Oracle may not be the only player, but it remains critical to Java
Even with these independent advocates, Java needs Oracle to survive, says Eclipse's Milinkovich. After all, Oracle controls the JCP and governs both GlassFish and OpenJDK, which is the open source reference implementation of Java. "If Oracle fails to shepherd Java in the right direction, then there will definitely be negative repercussions for everybody in the ecosystem," he stresses.
Of concern to Milinovich is that Oracle has "been awfully quiet since the acquisition. ... We're definitely looking for Oracle to provide some leadership here." (Oracle declined to comment for this article.)
Oracle has wanted the JCP to be a more open process and could become a better custodian of Java than Sun if the company keeps that pledge, says Red Hat's Little.
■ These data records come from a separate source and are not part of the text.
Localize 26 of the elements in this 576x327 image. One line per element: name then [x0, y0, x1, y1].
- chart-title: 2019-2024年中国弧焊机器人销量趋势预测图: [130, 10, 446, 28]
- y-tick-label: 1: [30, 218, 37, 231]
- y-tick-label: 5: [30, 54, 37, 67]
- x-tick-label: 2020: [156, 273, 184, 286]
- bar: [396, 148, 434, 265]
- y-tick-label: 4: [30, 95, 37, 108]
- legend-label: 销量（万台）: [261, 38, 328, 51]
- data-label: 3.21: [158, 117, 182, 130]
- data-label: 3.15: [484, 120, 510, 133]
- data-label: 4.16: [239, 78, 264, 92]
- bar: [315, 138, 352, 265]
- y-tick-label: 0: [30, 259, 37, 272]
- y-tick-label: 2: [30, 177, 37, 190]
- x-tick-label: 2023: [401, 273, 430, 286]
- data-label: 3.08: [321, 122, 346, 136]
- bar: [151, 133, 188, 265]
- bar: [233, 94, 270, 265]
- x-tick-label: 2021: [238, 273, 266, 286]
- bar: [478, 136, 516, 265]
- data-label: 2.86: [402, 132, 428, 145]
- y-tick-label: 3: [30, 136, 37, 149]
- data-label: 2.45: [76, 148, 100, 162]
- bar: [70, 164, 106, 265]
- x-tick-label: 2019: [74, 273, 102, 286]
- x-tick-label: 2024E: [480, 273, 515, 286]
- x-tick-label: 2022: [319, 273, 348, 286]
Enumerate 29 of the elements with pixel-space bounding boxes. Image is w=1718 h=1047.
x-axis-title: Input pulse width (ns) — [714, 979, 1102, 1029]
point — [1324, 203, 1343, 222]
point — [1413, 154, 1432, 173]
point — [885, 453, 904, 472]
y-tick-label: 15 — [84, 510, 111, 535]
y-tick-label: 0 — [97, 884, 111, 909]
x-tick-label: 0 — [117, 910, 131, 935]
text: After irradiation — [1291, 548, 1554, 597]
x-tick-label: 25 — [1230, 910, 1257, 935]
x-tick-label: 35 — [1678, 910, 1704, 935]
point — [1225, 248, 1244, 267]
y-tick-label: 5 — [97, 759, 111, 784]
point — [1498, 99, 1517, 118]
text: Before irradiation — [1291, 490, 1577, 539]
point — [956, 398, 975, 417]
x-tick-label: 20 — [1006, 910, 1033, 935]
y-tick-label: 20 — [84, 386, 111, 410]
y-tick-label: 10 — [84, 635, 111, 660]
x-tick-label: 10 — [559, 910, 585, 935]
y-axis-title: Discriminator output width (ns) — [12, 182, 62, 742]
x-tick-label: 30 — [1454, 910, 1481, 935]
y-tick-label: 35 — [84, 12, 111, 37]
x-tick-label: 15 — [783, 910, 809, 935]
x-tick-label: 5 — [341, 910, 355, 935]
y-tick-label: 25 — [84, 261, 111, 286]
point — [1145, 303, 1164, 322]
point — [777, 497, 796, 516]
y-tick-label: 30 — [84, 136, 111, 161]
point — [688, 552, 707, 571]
And he says he hopes Oracle does not take a heavy-handed approach to Java, as Sun did. Oracle's role in the JCP is highly critical, notes Apache's Magnusson, because the JCP "is not an independent body"; it was financed and managed by Sun and now by Oracle.
Sun had been a good custodian of Java until it started to compete with other companies such as IBM, Little says. "As soon as they started to compete, they had a conflict of interest that they could never get over," resulting in a process that was slowed down for business reasons rather than technical reasons, he notes. "If [Oracle does] what Sun did, they'll probably fracture the whole community [and] we won't have the benefit of a community standard like we have today," Little warns.
So far, users are positive about Oracle's role
A recent survey of open source software users revealed Oracle was viewed by most respondents as a better steward of Java and the MySQL database than Sun. Open source business intelligence software company Jaspersoft in April queried more than 500 of its customers about the future of Java and MySQL and found somewhat surprising results.
Most large organizations in the survey planned to use Java more than before and expected to see MySQL improve faster under Oracle, the survey found. Eighty percent of respondents believe the Java process will improve or stay the same.
"The summary is that we believe that there may be a resurgence in use of Java" under Oracle, says Jaspersoft CEO Brian Gentile.